Deep changes in a society can occur quickly when there is a change in hormonal constellations. There can be sudden shifts from matrifocal to patrifocal or patrifocal to matrifocal. For example, if a matrifocal society is highly stressed over time by patrifocal incursions, the ideal male mate may shift from one displaying cooperative tendencies to a male quick to fight. Formerly highly valued aesthetic-oriented males may find themselves outside the pool of highly valued potential partners. In mere generations, physiological, hormonal and neuropsychological transformations may occur.

Nomadic populations exposed to changes in light (light influencing the pineal gland, which moderates testosterone levels) may experience radical fluctuations in a society’s social structure, impacting evolution over time.

Radical changes in diet manifesting in large amounts of high quality fats and nutrients might raise a female’s estrogen and testosterone levels, compelling a shift in social structure in the direction of female choice, with females choosing cooperators over warriors.

Hypothesizing both estrogen and testosterone as players in the transformation of species, societies and individuals, we might be able to infer rules in the game of life too subtle when we choose to only notice the behaviors of males.
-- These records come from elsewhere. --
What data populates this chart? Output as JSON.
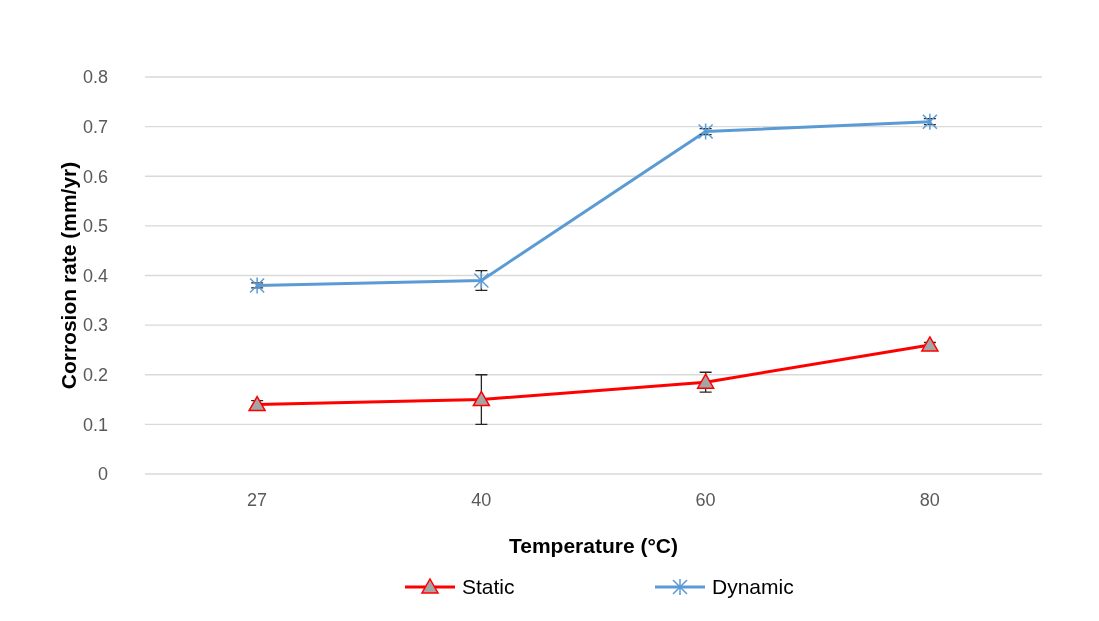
{
  "chart_data": {
    "type": "line",
    "xlabel": "Temperature (°C)",
    "ylabel": "Corrosion rate (mm/yr)",
    "categories": [
      "27",
      "40",
      "60",
      "80"
    ],
    "series": [
      {
        "name": "Static",
        "color": "#ff0000",
        "marker": "triangle",
        "values": [
          0.14,
          0.15,
          0.185,
          0.26
        ],
        "errors": [
          0.008,
          0.05,
          0.02,
          0.005
        ]
      },
      {
        "name": "Dynamic",
        "color": "#5b9bd5",
        "marker": "cross",
        "values": [
          0.38,
          0.39,
          0.69,
          0.71
        ],
        "errors": [
          0.005,
          0.02,
          0.006,
          0.006
        ]
      }
    ],
    "ylim": [
      0,
      0.8
    ],
    "yticks": [
      0,
      0.1,
      0.2,
      0.3,
      0.4,
      0.5,
      0.6,
      0.7,
      0.8
    ],
    "grid": "y",
    "legend": "bottom"
  }
}
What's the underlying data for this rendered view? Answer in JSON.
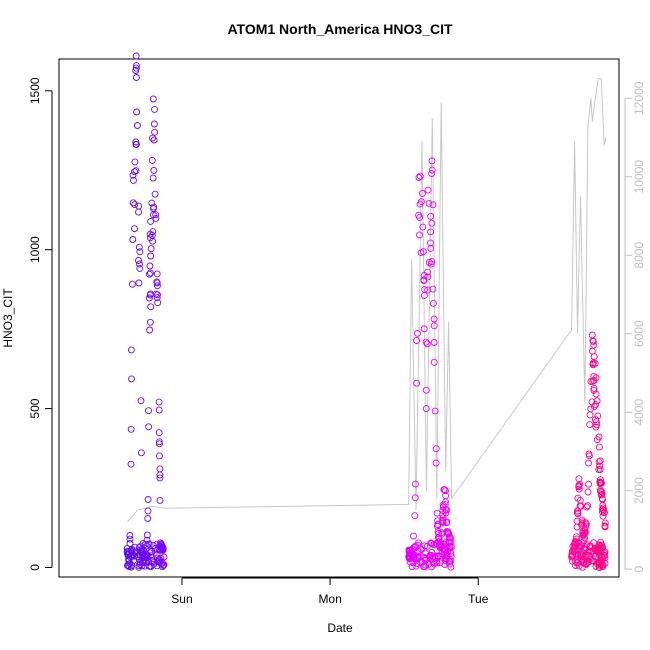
{
  "chart_data": {
    "type": "scatter",
    "title": "ATOM1 North_America HNO3_CIT",
    "xlabel": "Date",
    "ylabel": "HNO3_CIT",
    "x_ticks": [
      "Sun",
      "Mon",
      "Tue"
    ],
    "y_ticks": [
      0,
      500,
      1000,
      1500
    ],
    "y_right_ticks": [
      0,
      2000,
      4000,
      6000,
      8000,
      10000,
      12000
    ],
    "ylim": [
      -30,
      1600
    ],
    "ylim_right": [
      -200,
      13000
    ],
    "x_units": "days since Saturday 00:00 (Sun=1, Mon=2, Tue=3)",
    "xlim": [
      0.17,
      3.95
    ],
    "colors": {
      "axis": "#000000",
      "right_axis": "#c0c0c0",
      "line": "#c8c8c8",
      "series_start": "#6a00ff",
      "series_end": "#ff0066"
    },
    "series": [
      {
        "name": "HNO3_CIT points",
        "segments": [
          {
            "x": [
              0.63,
              0.88
            ],
            "color_from": "#5e0cf0",
            "color_to": "#7a08ff",
            "profile": [
              [
                0,
                60
              ],
              [
                0.05,
                20
              ],
              [
                0.1,
                180
              ],
              [
                0.12,
                900
              ],
              [
                0.16,
                1200
              ],
              [
                0.2,
                1350
              ],
              [
                0.23,
                1500
              ],
              [
                0.26,
                1580
              ],
              [
                0.3,
                1120
              ],
              [
                0.34,
                1000
              ],
              [
                0.37,
                760
              ],
              [
                0.4,
                60
              ],
              [
                0.45,
                20
              ],
              [
                0.52,
                40
              ],
              [
                0.56,
                160
              ],
              [
                0.6,
                900
              ],
              [
                0.64,
                1100
              ],
              [
                0.67,
                1200
              ],
              [
                0.7,
                1450
              ],
              [
                0.73,
                1540
              ],
              [
                0.76,
                1250
              ],
              [
                0.8,
                980
              ],
              [
                0.85,
                720
              ],
              [
                0.9,
                80
              ],
              [
                1.0,
                60
              ]
            ]
          },
          {
            "x": [
              2.53,
              2.82
            ],
            "color_from": "#e300ff",
            "color_to": "#f000f2",
            "profile": [
              [
                0,
                40
              ],
              [
                0.05,
                30
              ],
              [
                0.1,
                80
              ],
              [
                0.15,
                200
              ],
              [
                0.2,
                900
              ],
              [
                0.25,
                1280
              ],
              [
                0.28,
                1330
              ],
              [
                0.33,
                1100
              ],
              [
                0.38,
                900
              ],
              [
                0.42,
                600
              ],
              [
                0.46,
                1250
              ],
              [
                0.5,
                1300
              ],
              [
                0.56,
                1200
              ],
              [
                0.6,
                800
              ],
              [
                0.66,
                200
              ],
              [
                0.72,
                60
              ],
              [
                0.78,
                120
              ],
              [
                0.84,
                300
              ],
              [
                0.9,
                120
              ],
              [
                1.0,
                80
              ]
            ]
          },
          {
            "x": [
              3.63,
              3.86
            ],
            "color_from": "#ff0aa0",
            "color_to": "#ff0080",
            "profile": [
              [
                0,
                40
              ],
              [
                0.08,
                60
              ],
              [
                0.15,
                120
              ],
              [
                0.22,
                300
              ],
              [
                0.28,
                180
              ],
              [
                0.36,
                90
              ],
              [
                0.45,
                200
              ],
              [
                0.55,
                500
              ],
              [
                0.62,
                760
              ],
              [
                0.68,
                650
              ],
              [
                0.74,
                520
              ],
              [
                0.8,
                400
              ],
              [
                0.88,
                250
              ],
              [
                0.94,
                180
              ],
              [
                1.0,
                150
              ]
            ]
          }
        ]
      },
      {
        "name": "HNO3_CIT line (right axis)",
        "x": [
          0.63,
          0.7,
          0.8,
          0.88,
          2.53,
          2.55,
          2.58,
          2.62,
          2.65,
          2.69,
          2.72,
          2.75,
          2.78,
          2.8,
          2.82,
          3.63,
          3.65,
          3.67,
          3.69,
          3.72,
          3.74,
          3.76,
          3.77,
          3.79,
          3.81,
          3.83,
          3.85,
          3.86
        ],
        "y": [
          1200,
          1500,
          1600,
          1550,
          1650,
          7900,
          1500,
          10900,
          2000,
          11500,
          1800,
          11900,
          2500,
          6300,
          1800,
          6100,
          10900,
          6000,
          9500,
          4200,
          11300,
          12000,
          11400,
          12000,
          12500,
          12500,
          10800,
          11000
        ]
      }
    ]
  }
}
Details describing the power of women go unremarked when viewed from the elevated position of disciplines that do not play ball with one another. Consider that when we are able to see the whole playing field and are able to view all players, we notice that half of them are females and that the catcher, with mask withdrawn, is a woman.

It takes at least two to play a game. It’s time we recognize that the females are always players.

(Thanks to Riane Eisler’s The Real Wealth of Nations for inspiring the conclusions that I came to in this piece.)